The ruling has no effect on Utah, with the recent passage of Amendment 3. It is, however, a moral victory for gay-rights advocates across the country, said Michael Mitchell, executive director for Equality Utah.

Judge Richard Kramer of San Francisco County's trial-level Superior Court likened the ban to laws requiring racial segregation in schools and said there appears to be "no rational purpose" for denying marriage to gay couples.

The ruling came in response to lawsuits filed by the city of San Francisco and a dozen gay couples a year ago after the California Supreme Court halted four weeks of same-sex marriage started by Mayor Gavin Newsom.

The opinion had been eagerly awaited because of San Francisco's historical role as a gay-rights battleground.

Utah is one of 17 states with an amendment defining marriage in their constitutions. California voters overwhelmingly passed a marriage law in 2000 that said, "Only marriage between a man and a woman is valid or recognized in California." Monday's ruling deems that law unconstitutional.
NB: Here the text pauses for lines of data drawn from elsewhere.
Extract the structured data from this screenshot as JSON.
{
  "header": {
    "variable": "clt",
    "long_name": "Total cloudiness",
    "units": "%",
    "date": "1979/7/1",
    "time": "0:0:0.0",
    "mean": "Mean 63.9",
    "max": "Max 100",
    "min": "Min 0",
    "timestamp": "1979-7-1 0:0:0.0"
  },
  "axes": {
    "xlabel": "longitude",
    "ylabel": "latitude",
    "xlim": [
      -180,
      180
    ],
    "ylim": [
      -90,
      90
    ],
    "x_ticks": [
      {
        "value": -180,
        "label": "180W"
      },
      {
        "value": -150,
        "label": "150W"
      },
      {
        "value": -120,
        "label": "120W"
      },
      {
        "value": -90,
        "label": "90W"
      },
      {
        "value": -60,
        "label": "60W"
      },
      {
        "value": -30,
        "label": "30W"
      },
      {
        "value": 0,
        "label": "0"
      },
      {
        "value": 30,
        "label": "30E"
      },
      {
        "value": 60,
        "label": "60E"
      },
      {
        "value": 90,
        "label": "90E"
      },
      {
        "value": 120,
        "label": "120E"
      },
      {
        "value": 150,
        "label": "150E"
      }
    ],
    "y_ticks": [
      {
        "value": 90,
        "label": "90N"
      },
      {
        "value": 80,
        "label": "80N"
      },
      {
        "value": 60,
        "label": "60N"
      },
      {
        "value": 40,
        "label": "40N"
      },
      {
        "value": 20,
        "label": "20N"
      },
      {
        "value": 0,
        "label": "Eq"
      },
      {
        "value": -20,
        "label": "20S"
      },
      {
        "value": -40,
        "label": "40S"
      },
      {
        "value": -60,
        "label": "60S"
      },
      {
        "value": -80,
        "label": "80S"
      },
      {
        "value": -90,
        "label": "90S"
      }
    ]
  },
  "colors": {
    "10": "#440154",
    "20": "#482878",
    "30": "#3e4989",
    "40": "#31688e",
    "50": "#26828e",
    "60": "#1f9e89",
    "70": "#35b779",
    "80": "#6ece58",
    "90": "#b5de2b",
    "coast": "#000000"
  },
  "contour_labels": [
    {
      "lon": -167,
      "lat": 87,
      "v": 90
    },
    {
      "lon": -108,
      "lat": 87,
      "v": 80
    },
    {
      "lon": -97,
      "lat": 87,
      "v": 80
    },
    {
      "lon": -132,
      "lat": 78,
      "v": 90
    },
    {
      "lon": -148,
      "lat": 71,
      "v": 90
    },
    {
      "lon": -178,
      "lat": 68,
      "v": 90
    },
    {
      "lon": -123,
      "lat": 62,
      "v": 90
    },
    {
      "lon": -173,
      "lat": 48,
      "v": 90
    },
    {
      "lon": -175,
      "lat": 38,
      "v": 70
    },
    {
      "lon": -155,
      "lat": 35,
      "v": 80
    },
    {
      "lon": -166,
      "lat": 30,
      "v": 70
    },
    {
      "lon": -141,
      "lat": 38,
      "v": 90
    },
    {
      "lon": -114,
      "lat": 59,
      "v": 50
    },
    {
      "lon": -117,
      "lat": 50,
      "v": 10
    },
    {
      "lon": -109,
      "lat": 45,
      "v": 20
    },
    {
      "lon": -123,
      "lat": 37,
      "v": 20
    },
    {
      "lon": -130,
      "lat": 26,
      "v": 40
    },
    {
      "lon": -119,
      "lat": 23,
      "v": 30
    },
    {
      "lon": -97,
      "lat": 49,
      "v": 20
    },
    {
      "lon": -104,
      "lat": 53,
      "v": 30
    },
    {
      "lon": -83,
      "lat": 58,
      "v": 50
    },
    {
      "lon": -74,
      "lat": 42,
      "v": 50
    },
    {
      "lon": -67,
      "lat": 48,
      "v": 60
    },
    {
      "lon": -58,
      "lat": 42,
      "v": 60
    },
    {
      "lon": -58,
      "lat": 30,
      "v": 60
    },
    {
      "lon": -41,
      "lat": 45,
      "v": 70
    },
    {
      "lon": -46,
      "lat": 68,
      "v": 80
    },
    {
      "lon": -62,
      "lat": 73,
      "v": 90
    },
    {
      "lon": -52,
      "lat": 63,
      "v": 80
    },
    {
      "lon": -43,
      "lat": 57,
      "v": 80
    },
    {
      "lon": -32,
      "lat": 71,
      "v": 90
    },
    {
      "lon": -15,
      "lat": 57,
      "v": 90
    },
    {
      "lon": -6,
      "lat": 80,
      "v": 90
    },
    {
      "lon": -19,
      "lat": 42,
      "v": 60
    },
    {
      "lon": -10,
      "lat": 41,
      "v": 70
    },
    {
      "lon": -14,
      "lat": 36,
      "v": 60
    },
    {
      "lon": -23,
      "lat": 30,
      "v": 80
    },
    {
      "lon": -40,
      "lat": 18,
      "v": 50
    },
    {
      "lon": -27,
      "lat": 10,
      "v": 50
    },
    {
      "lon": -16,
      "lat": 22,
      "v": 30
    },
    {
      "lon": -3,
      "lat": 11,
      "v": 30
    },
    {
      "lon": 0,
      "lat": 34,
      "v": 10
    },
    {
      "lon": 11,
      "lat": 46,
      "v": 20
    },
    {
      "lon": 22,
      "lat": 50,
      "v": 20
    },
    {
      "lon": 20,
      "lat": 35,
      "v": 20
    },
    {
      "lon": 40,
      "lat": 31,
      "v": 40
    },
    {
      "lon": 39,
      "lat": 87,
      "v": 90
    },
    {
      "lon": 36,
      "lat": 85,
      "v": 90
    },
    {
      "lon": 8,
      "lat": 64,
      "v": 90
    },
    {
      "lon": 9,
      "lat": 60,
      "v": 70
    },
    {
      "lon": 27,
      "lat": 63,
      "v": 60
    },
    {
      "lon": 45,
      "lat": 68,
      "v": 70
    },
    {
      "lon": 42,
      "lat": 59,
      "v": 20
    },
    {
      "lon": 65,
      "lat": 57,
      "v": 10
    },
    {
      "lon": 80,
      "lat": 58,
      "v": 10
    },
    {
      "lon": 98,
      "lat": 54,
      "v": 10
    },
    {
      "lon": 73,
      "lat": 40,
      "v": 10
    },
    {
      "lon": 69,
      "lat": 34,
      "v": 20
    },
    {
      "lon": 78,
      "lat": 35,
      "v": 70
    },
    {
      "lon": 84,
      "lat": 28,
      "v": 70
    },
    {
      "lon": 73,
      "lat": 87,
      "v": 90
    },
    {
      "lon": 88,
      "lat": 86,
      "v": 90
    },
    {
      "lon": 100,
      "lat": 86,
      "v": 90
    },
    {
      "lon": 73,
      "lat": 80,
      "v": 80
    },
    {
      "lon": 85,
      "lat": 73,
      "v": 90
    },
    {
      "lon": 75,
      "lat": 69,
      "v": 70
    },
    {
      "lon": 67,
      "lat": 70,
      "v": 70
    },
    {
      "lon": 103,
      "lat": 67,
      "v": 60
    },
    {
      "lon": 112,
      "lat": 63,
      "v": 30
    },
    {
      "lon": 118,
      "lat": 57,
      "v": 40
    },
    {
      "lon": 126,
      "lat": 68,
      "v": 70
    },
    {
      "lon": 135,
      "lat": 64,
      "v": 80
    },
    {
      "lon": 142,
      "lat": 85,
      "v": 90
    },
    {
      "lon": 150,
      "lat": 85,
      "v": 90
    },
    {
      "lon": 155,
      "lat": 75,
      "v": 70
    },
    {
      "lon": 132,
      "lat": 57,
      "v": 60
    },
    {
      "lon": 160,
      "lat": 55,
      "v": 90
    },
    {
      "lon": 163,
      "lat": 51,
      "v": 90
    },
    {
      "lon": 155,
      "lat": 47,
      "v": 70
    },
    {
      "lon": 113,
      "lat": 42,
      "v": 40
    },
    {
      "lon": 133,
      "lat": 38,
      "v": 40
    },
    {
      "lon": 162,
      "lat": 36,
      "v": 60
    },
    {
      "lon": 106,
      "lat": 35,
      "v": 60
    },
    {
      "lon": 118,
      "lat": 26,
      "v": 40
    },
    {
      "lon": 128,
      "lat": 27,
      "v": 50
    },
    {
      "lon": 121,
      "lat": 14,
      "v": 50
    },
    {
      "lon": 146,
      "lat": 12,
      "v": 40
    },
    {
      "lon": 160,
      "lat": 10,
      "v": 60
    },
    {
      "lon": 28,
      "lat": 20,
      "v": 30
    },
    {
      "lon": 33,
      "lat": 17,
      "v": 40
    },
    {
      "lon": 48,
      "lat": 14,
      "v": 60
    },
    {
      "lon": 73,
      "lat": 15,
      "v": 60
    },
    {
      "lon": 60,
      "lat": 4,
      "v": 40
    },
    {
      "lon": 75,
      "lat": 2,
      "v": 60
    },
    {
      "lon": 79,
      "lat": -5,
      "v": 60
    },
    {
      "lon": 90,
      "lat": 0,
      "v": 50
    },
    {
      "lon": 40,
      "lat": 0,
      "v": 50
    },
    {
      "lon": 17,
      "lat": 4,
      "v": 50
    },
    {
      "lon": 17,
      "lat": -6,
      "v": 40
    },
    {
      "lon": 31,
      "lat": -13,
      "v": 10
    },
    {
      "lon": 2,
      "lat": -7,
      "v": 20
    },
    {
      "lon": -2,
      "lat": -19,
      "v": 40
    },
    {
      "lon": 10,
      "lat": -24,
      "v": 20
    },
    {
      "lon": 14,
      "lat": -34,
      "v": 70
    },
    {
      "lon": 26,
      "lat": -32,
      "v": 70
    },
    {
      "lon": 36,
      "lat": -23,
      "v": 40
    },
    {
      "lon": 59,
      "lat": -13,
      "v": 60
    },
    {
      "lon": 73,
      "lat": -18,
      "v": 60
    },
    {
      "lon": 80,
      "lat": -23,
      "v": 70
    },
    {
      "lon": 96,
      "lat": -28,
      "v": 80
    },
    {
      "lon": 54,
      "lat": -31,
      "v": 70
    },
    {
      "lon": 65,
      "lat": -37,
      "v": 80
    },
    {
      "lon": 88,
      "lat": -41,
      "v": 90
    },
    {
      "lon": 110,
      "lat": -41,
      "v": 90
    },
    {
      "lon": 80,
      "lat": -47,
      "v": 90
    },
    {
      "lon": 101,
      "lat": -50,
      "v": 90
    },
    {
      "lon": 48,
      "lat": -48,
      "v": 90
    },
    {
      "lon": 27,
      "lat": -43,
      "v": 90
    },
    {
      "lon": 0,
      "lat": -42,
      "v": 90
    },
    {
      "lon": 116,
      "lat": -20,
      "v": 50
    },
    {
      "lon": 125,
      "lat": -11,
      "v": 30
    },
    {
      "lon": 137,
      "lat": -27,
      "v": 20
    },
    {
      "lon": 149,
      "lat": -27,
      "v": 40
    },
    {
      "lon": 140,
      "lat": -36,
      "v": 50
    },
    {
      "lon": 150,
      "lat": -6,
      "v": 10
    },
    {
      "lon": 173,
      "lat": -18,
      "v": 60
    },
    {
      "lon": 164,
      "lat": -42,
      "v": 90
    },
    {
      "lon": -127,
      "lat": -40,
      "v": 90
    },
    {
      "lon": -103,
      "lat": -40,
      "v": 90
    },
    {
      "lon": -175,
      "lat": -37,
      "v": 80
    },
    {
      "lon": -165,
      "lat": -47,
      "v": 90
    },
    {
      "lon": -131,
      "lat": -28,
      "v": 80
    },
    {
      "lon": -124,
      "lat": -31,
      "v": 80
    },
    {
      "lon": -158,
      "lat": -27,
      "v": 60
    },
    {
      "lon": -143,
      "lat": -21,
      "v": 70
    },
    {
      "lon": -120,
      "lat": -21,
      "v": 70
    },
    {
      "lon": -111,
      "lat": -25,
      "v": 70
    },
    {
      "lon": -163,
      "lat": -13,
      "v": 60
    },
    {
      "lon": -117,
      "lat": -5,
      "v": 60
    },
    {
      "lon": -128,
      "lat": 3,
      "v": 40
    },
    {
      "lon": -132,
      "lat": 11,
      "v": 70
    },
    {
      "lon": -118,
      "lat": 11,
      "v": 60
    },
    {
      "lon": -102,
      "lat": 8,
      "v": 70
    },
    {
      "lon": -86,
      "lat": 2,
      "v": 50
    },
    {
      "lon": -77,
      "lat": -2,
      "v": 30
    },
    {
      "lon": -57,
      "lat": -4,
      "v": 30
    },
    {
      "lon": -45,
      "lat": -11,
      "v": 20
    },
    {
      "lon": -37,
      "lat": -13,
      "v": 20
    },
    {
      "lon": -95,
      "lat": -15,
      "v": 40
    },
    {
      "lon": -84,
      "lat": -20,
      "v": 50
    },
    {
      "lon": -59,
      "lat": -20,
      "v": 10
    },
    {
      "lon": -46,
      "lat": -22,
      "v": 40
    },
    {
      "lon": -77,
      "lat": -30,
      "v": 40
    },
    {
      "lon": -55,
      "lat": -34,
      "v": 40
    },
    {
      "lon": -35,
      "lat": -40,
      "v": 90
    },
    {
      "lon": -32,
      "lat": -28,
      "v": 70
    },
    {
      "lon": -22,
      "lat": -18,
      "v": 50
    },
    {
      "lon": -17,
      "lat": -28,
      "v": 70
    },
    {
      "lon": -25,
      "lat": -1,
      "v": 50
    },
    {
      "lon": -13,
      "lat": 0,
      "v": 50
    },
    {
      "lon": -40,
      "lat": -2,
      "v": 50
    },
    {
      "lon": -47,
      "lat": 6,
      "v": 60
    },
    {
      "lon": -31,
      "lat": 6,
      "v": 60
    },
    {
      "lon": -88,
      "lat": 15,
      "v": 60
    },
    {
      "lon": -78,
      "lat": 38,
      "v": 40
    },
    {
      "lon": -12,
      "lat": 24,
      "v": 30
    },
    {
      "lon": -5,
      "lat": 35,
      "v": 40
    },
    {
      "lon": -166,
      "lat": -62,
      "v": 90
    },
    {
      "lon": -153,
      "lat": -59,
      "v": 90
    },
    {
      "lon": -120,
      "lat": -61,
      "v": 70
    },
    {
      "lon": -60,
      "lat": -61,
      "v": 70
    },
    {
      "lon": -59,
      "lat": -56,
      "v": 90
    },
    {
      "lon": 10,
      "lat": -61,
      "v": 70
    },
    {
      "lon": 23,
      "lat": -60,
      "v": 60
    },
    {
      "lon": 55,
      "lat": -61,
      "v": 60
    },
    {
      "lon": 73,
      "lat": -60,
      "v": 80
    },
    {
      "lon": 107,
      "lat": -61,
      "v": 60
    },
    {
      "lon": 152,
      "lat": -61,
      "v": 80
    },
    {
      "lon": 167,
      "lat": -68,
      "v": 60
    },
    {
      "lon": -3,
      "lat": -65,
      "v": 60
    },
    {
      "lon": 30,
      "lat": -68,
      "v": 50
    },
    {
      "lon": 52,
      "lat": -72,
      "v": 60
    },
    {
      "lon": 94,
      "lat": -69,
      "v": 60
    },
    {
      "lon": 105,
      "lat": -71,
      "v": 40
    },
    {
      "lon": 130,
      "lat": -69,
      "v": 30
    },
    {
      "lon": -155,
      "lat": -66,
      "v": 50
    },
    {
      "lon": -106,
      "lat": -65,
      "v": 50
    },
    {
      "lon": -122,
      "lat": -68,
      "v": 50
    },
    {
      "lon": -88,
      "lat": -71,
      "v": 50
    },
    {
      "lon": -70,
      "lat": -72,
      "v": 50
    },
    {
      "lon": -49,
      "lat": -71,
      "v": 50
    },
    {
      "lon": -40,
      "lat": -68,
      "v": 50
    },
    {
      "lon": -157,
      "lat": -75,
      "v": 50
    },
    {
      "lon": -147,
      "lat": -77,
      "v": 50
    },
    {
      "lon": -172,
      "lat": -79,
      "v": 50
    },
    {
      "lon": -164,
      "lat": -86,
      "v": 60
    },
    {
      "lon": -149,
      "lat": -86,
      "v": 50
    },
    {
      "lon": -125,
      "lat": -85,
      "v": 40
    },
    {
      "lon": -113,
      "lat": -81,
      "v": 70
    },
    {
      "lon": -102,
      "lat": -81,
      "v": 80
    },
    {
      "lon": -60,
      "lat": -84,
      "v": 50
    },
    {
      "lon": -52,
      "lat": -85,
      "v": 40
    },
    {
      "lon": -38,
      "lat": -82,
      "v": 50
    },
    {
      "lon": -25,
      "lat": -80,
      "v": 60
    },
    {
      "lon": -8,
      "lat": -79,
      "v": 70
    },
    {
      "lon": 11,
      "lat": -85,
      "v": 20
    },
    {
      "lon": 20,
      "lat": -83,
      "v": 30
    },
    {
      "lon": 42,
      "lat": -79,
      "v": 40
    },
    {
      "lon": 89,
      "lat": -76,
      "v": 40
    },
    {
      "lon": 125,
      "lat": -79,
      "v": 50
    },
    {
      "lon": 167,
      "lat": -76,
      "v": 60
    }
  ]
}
"It takes issue of what marriage means in California away from the people, and one judge announces what marriage really is," said Monte Stewart, president of the Utah-based Marriage Law Foundation.

Such a hot political battle is not likely to find a home in Utah anytime soon, Mitchell said.

"We don't have activist liberal judges in Utah, so I can't really see that Utah anytime soon is going to be overturning Amendment 3," Mitchell said. "Utah is just not fertile ground to do some kind of court case right now."

The state maintained that tradition dictates that marriage should be limited to opposite-sex couples. Attorney General Bill Lockyer also cited the state's domestic-partners law as evidence that California did not discriminate against gays.

But Kramer rejected that argument, citing Brown v. Board of Education — the landmark U.S. Supreme Court decision that struck down segregated schools.

"The idea that marriage-like rights without marriage is adequate smacks of a concept long rejected by the courts — separate but equal," the judge wrote.

It could be months or years before the state actually sanctions same-sex marriage, if ever.

Robert Tyler, an attorney with the conservative Alliance Defense Fund, said the group would appeal. And Lockyer has said in the past that he expected the matter eventually would have to be settled by the California Supreme Court.